Zur Universitätsstadt Marburg gehört der Campus Lahnberge mit naturwissenschafltichen Instituten. Hier der 2014 eingeweihte Neubau der Chemie. Sternbald-Foto Hartwig Bambey

22.02.2022 (pm/red) In den ersten neun Monaten des Jahres 2021 erzielte Biontech einen Gewinn von 7,1 Milliarden Euro. Die anfallende Gewerbesteuer spült mehrere hundert Millionen Euro Gewerbesteuer in die Stadtkassen der Biontech-Standorte. Mainz, Idar-Oberstein und Marburg erwarten Gewerbesteuermehr-einnahmen in Höhe mehrerer hundert Millionen Euro.

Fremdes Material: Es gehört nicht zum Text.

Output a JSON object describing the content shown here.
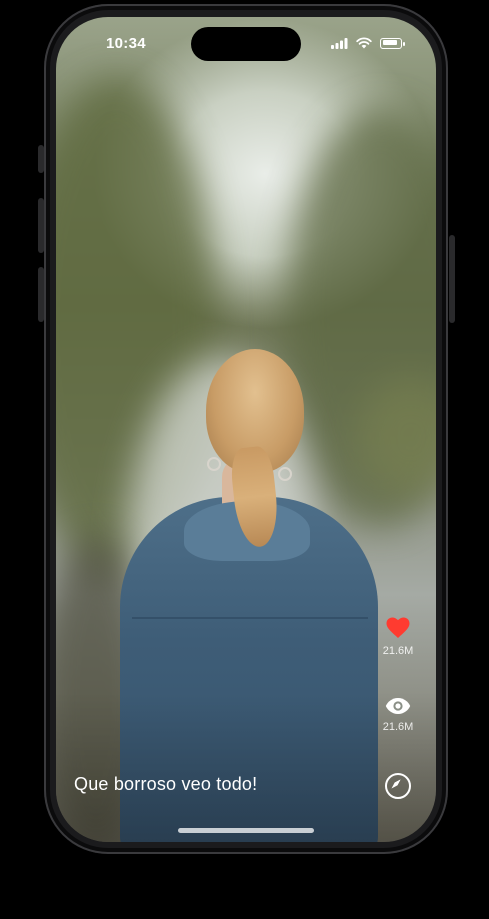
{
  "status_bar": {
    "time": "10:34",
    "icons": [
      "signal-icon",
      "wifi-icon",
      "battery-icon"
    ]
  },
  "post": {
    "caption": "Que borroso veo todo!",
    "likes": "21.6M",
    "views": "21.6M"
  },
  "icons": {
    "like": "heart-icon",
    "views": "eye-icon",
    "navigate": "compass-icon"
  },
  "colors": {
    "like": "#ff3b30",
    "text": "#ffffff"
  }
}
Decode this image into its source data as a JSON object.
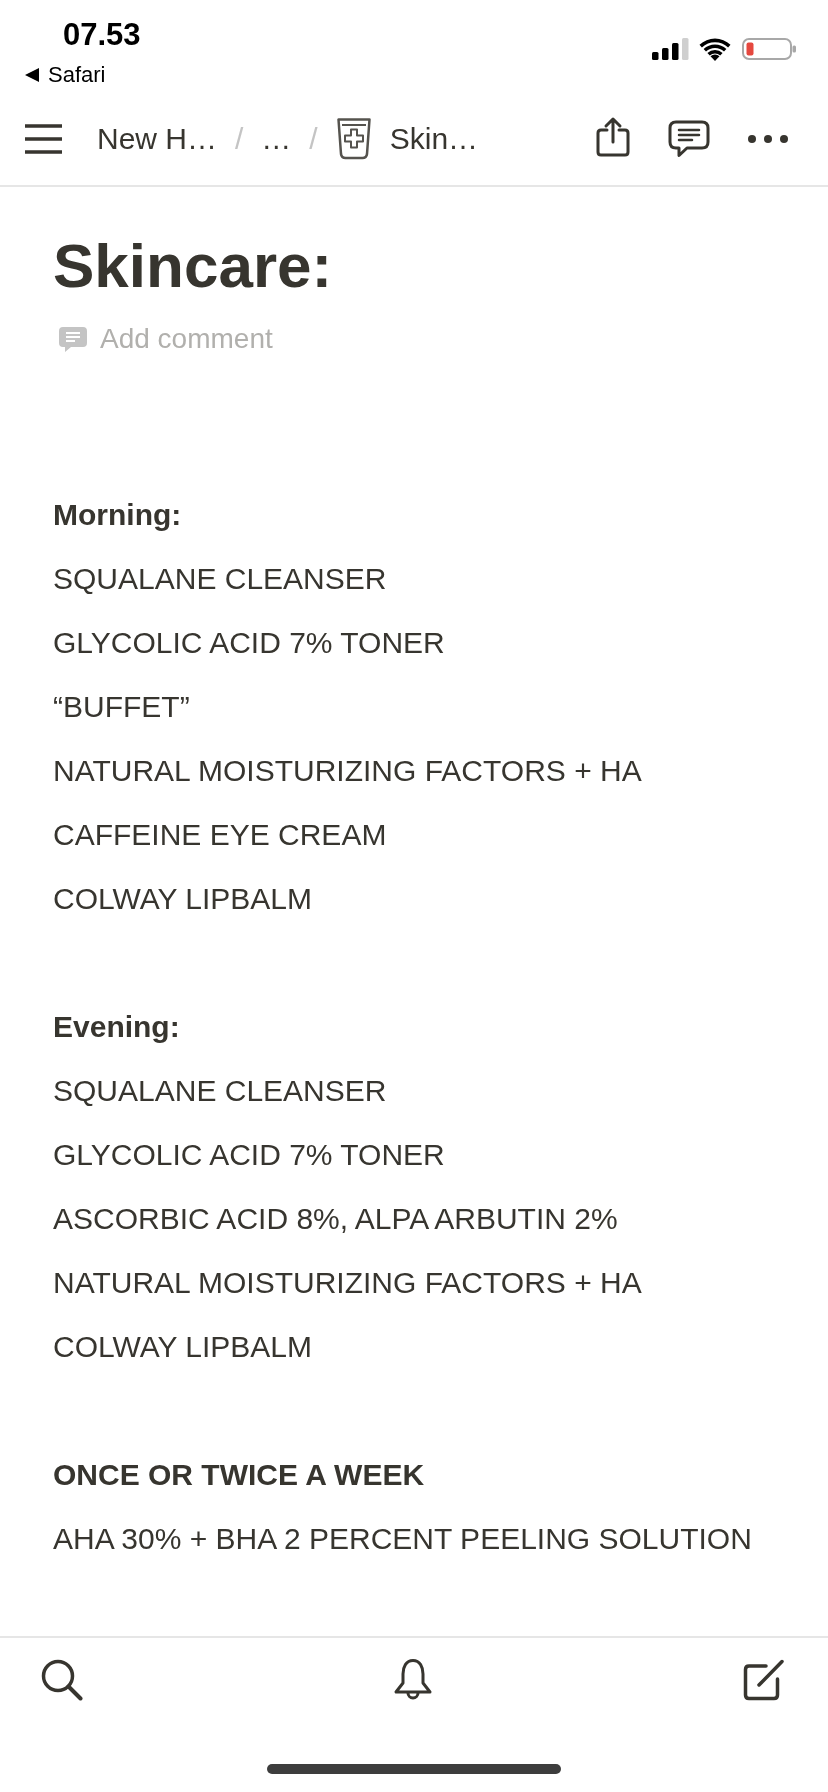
{
  "status_bar": {
    "time": "07.53",
    "back_label": "Safari"
  },
  "nav_bar": {
    "breadcrumbs": [
      {
        "kind": "crumb",
        "label": "New H…"
      },
      {
        "kind": "separator",
        "label": "/"
      },
      {
        "kind": "crumb",
        "label": "…"
      },
      {
        "kind": "separator",
        "label": "/"
      },
      {
        "kind": "page",
        "label": "Skin…"
      }
    ]
  },
  "page": {
    "title": "Skincare:",
    "add_comment": "Add comment",
    "sections": [
      {
        "heading": "Morning:",
        "items": [
          "SQUALANE CLEANSER",
          "GLYCOLIC ACID 7% TONER",
          "“BUFFET”",
          "NATURAL MOISTURIZING FACTORS + HA",
          "CAFFEINE EYE CREAM",
          "COLWAY LIPBALM"
        ]
      },
      {
        "heading": "Evening:",
        "items": [
          "SQUALANE CLEANSER",
          "GLYCOLIC ACID 7% TONER",
          "ASCORBIC ACID 8%, ALPA ARBUTIN 2%",
          "NATURAL MOISTURIZING FACTORS + HA",
          "COLWAY LIPBALM"
        ]
      },
      {
        "heading": "ONCE OR TWICE A WEEK",
        "items": [
          "AHA 30% + BHA 2 PERCENT PEELING SOLUTION"
        ]
      }
    ]
  }
}
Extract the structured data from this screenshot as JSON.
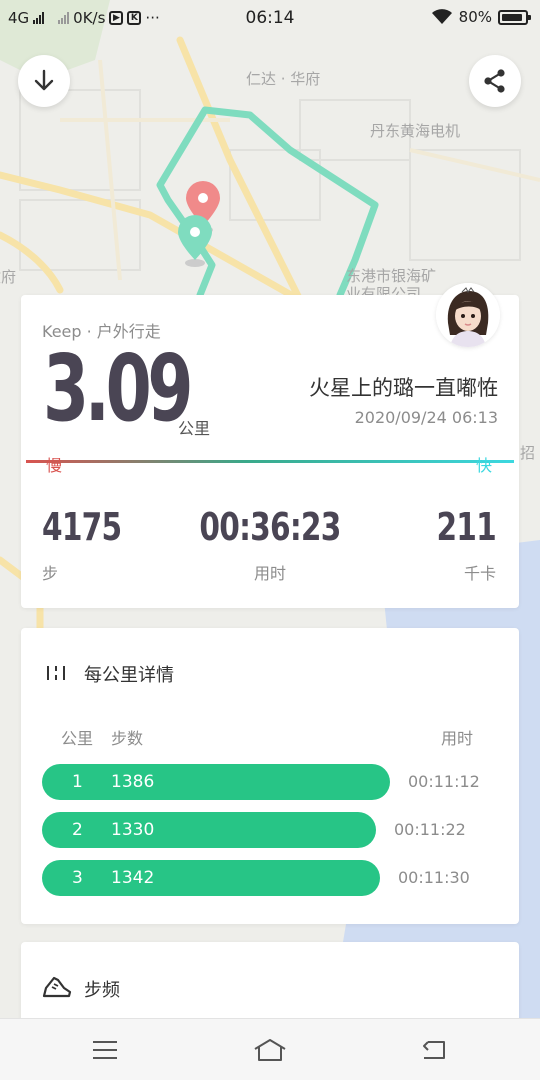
{
  "status_bar": {
    "network": "4G",
    "speed": "0K/s",
    "more": "···",
    "time": "06:14",
    "battery": "80%"
  },
  "map": {
    "labels": {
      "renda": "仁达 · 华府",
      "dandong": "丹东黄海电机",
      "donggang": "东港市银海矿",
      "donggang2": "业有限公司",
      "fu": "政府",
      "zhao": "招"
    },
    "route_color": "#7fdcbf"
  },
  "summary": {
    "source": "Keep · 户外行走",
    "distance": "3.09",
    "distance_unit": "公里",
    "username": "火星上的璐一直嘟恠",
    "datetime": "2020/09/24 06:13",
    "pace_slow": "慢",
    "pace_fast": "快",
    "steps_value": "4175",
    "steps_label": "步",
    "duration_value": "00:36:23",
    "duration_label": "用时",
    "calories_value": "211",
    "calories_label": "千卡"
  },
  "km_detail": {
    "title": "每公里详情",
    "col_km": "公里",
    "col_steps": "步数",
    "col_time": "用时",
    "rows": [
      {
        "km": "1",
        "steps": "1386",
        "time": "00:11:12",
        "fill": 1.0
      },
      {
        "km": "2",
        "steps": "1330",
        "time": "00:11:22",
        "fill": 0.96
      },
      {
        "km": "3",
        "steps": "1342",
        "time": "00:11:30",
        "fill": 0.97
      }
    ]
  },
  "cadence": {
    "title": "步频"
  },
  "colors": {
    "accent_green": "#27c586",
    "slow_red": "#d9534f",
    "fast_cyan": "#3cd8e0",
    "pin_red": "#f08a8a",
    "pin_green": "#7fdcbf"
  },
  "icons": {
    "download": "down-arrow-icon",
    "share": "share-icon",
    "detail": "split-bars-icon",
    "cadence": "shoe-icon",
    "nav_menu": "menu-icon",
    "nav_home": "home-icon",
    "nav_back": "back-icon"
  }
}
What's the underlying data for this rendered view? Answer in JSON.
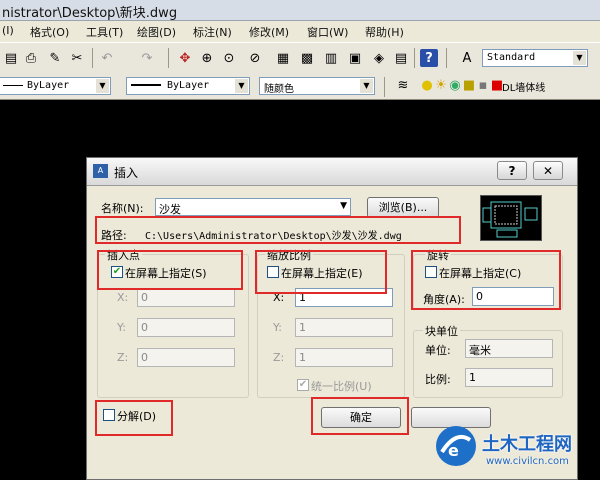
{
  "window": {
    "title": "nistrator\\Desktop\\新块.dwg"
  },
  "menu": [
    "(I)",
    "格式(O)",
    "工具(T)",
    "绘图(D)",
    "标注(N)",
    "修改(M)",
    "窗口(W)",
    "帮助(H)"
  ],
  "toolbar": {
    "style_combo": "Standard"
  },
  "properties": {
    "layer": "ByLayer",
    "linetype": "ByLayer",
    "color": "随颜色",
    "layer_name": "DL墙体线"
  },
  "dialog": {
    "title": "插入",
    "help_btn": "?",
    "close_btn": "✕",
    "name_label": "名称(N):",
    "name_value": "沙发",
    "browse_btn": "浏览(B)...",
    "path_label": "路径:",
    "path_value": "C:\\Users\\Administrator\\Desktop\\沙发\\沙发.dwg",
    "insertion": {
      "title": "插入点",
      "on_screen": "在屏幕上指定(S)",
      "checked": true,
      "x_label": "X:",
      "x": "0",
      "y_label": "Y:",
      "y": "0",
      "z_label": "Z:",
      "z": "0"
    },
    "scale": {
      "title": "缩放比例",
      "on_screen": "在屏幕上指定(E)",
      "checked": false,
      "x_label": "X:",
      "x": "1",
      "y_label": "Y:",
      "y": "1",
      "z_label": "Z:",
      "z": "1",
      "uniform": "统一比例(U)",
      "uniform_checked": true
    },
    "rotation": {
      "title": "旋转",
      "on_screen": "在屏幕上指定(C)",
      "checked": false,
      "angle_label": "角度(A):",
      "angle": "0"
    },
    "block_unit": {
      "title": "块单位",
      "unit_label": "单位:",
      "unit_value": "毫米",
      "ratio_label": "比例:",
      "ratio_value": "1"
    },
    "explode": "分解(D)",
    "explode_checked": false,
    "ok_btn": "确定"
  },
  "watermark": {
    "brand": "土木工程网",
    "url": "www.civilcn.com"
  }
}
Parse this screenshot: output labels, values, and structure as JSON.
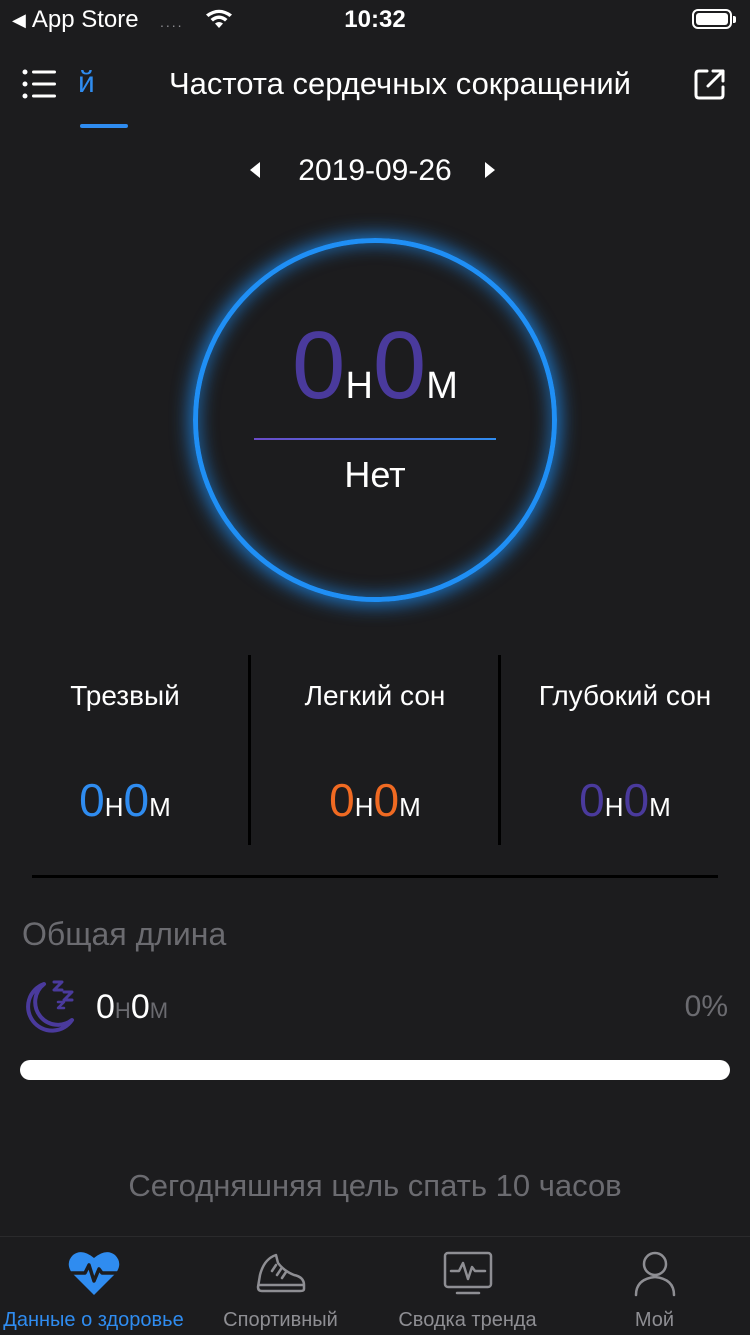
{
  "status_bar": {
    "back_app": "App Store",
    "signal": "....",
    "time": "10:32"
  },
  "header": {
    "tab_partial": "й",
    "title": "Частота сердечных сокращений"
  },
  "date": "2019-09-26",
  "ring": {
    "hours": "0",
    "hours_unit": "Н",
    "minutes": "0",
    "minutes_unit": "М",
    "label": "Нет"
  },
  "stats": [
    {
      "label": "Трезвый",
      "hours": "0",
      "hours_unit": "Н",
      "minutes": "0",
      "minutes_unit": "М",
      "color": "#2f8cf0"
    },
    {
      "label": "Легкий сон",
      "hours": "0",
      "hours_unit": "Н",
      "minutes": "0",
      "minutes_unit": "М",
      "color": "#f06a22"
    },
    {
      "label": "Глубокий сон",
      "hours": "0",
      "hours_unit": "Н",
      "minutes": "0",
      "minutes_unit": "М",
      "color": "#4a3a9c"
    }
  ],
  "total": {
    "title": "Общая длина",
    "hours": "0",
    "hours_unit": "Н",
    "minutes": "0",
    "minutes_unit": "М",
    "percent": "0%",
    "progress": 0
  },
  "goal_text": "Сегодняшняя цель спать 10 часов",
  "bottom_nav": [
    {
      "label": "Данные о здоровье",
      "icon": "heart-pulse-icon",
      "active": true
    },
    {
      "label": "Спортивный",
      "icon": "sneaker-icon",
      "active": false
    },
    {
      "label": "Сводка тренда",
      "icon": "trend-monitor-icon",
      "active": false
    },
    {
      "label": "Мой",
      "icon": "person-icon",
      "active": false
    }
  ],
  "colors": {
    "accent": "#2f8cf0",
    "light_sleep": "#f06a22",
    "deep_sleep": "#4a3a9c",
    "background": "#1c1c1e"
  }
}
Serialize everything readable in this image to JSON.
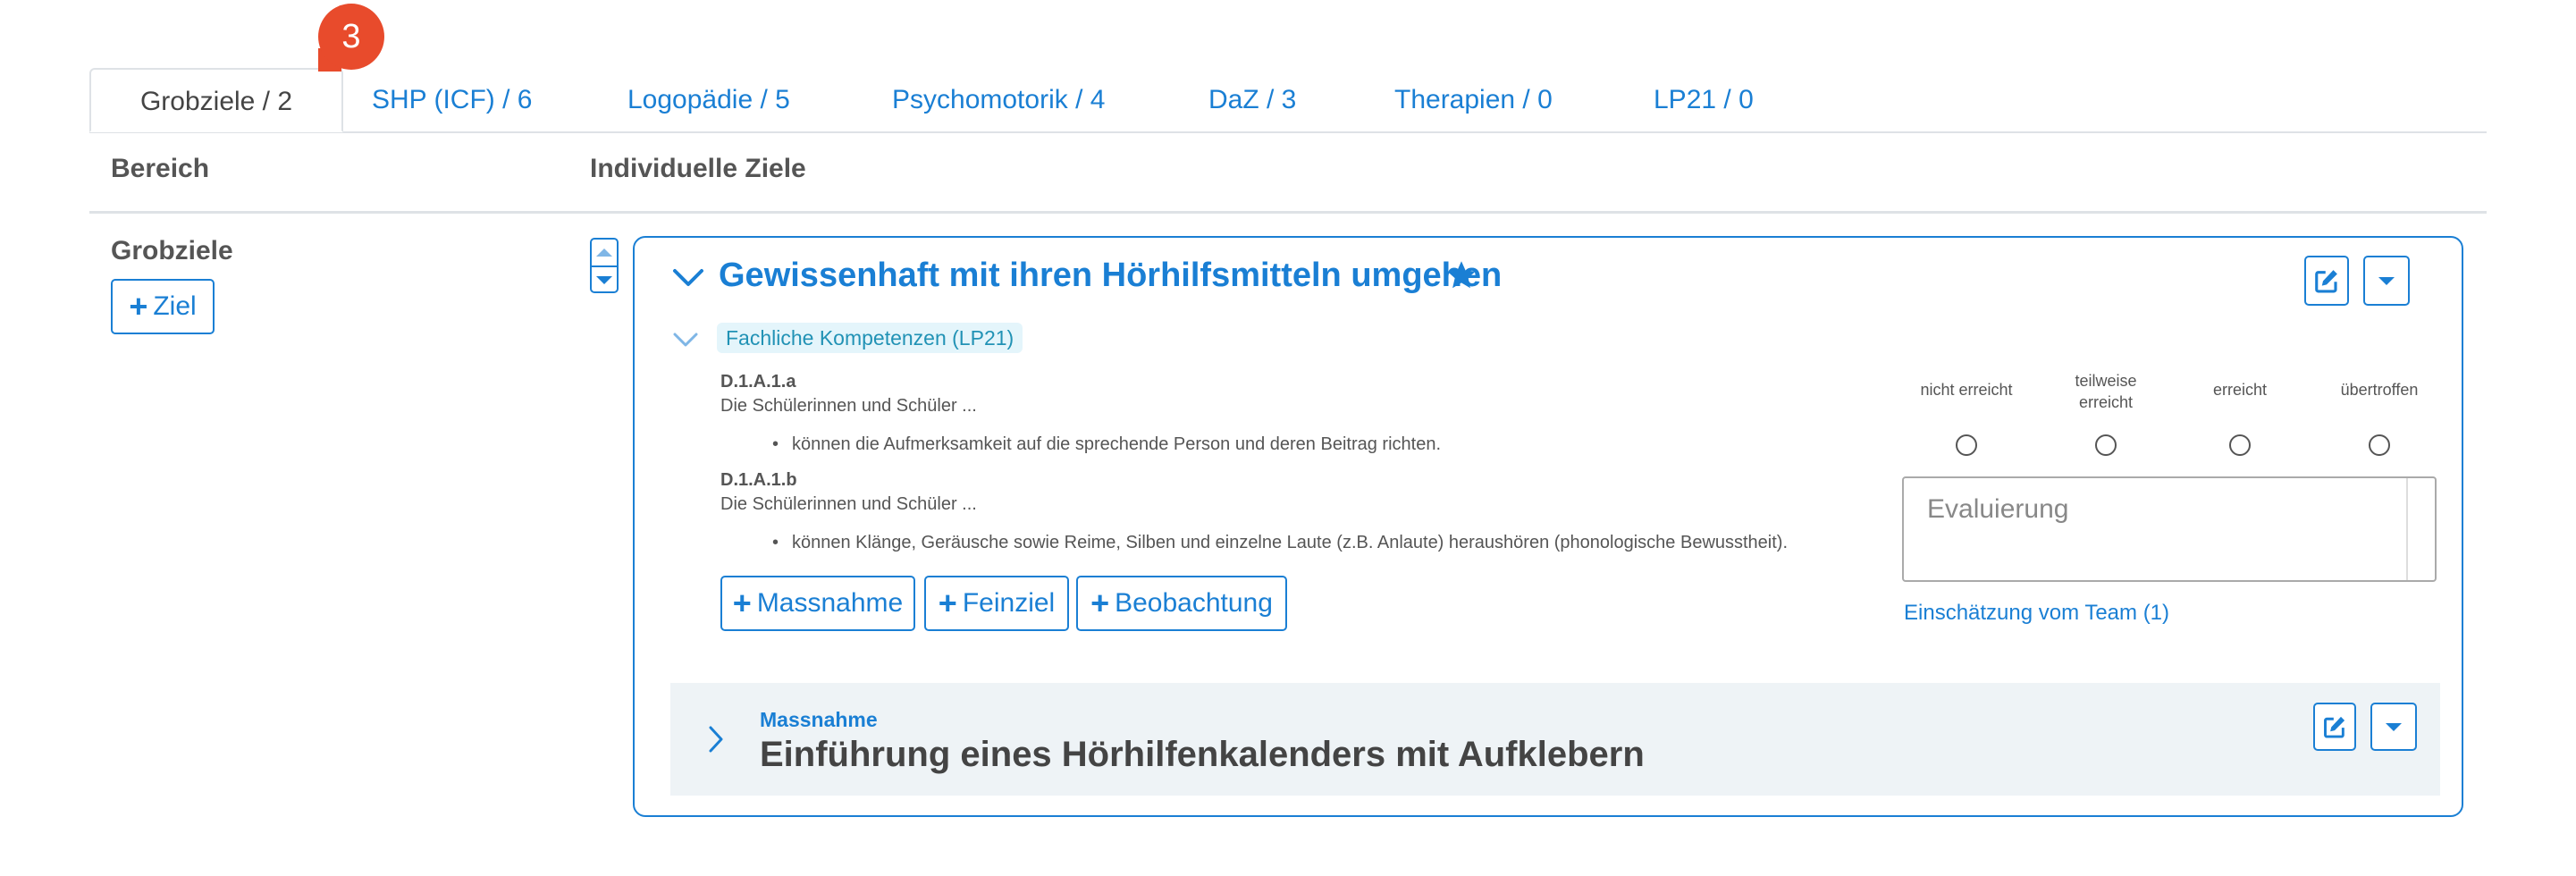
{
  "tabs": [
    {
      "label": "Grobziele / 2",
      "active": true
    },
    {
      "label": "SHP (ICF) / 6"
    },
    {
      "label": "Logopädie / 5"
    },
    {
      "label": "Psychomotorik / 4"
    },
    {
      "label": "DaZ / 3"
    },
    {
      "label": "Therapien / 0"
    },
    {
      "label": "LP21 / 0"
    }
  ],
  "notification_count": "3",
  "columns": {
    "bereich": "Bereich",
    "ziele": "Individuelle Ziele"
  },
  "bereich": {
    "title": "Grobziele",
    "add_label": "Ziel"
  },
  "goal": {
    "title": "Gewissenhaft mit ihren Hörhilfsmitteln umgehen",
    "competence_tag": "Fachliche Kompetenzen (LP21)",
    "competences": [
      {
        "code": "D.1.A.1.a",
        "intro": "Die Schülerinnen und Schüler ...",
        "item": "können die Aufmerksamkeit auf die sprechende Person und deren Beitrag richten."
      },
      {
        "code": "D.1.A.1.b",
        "intro": "Die Schülerinnen und Schüler ...",
        "item": "können Klänge, Geräusche sowie Reime, Silben und einzelne Laute (z.B. Anlaute) heraushören (phonologische Bewusstheit)."
      }
    ],
    "actions": {
      "massnahme": "Massnahme",
      "feinziel": "Feinziel",
      "beobachtung": "Beobachtung"
    },
    "scale": [
      "nicht erreicht",
      "teilweise erreicht",
      "erreicht",
      "übertroffen"
    ],
    "evaluation_placeholder": "Evaluierung",
    "team_link": "Einschätzung vom Team (1)"
  },
  "measure": {
    "label": "Massnahme",
    "title": "Einführung eines Hörhilfenkalenders mit Aufklebern"
  },
  "colors": {
    "accent": "#1a7fd4",
    "badge": "#e84b2c",
    "tag_bg": "#e4f5fb",
    "panel_bg": "#eef3f6"
  }
}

Von den Rekordumsätzen des Medizinproduktherstellers Biontech profitieren nicht nur Gesellschafter und Aktionäre, auch die Stadt Marburg profitiert von dem Erfolg der ortsansässigen Firma. Die Stadt erhält zusätzlich mehrere hundert Millionen Euro Gewerbesteuer. Der Oberbürgermeister der Stadt Marburg, Dr. Thomas Spies (SPD) teilte mit, dass die Stadt eine erhebliche Verbesserung der Gewerbesteuereinnahmen erwarte. Konkrete Zahlen könne er nicht nennen. Das Steuergeheimnis verhindert auch die namentliche Nennung der für das Steuerplus verantwortlichen Firma.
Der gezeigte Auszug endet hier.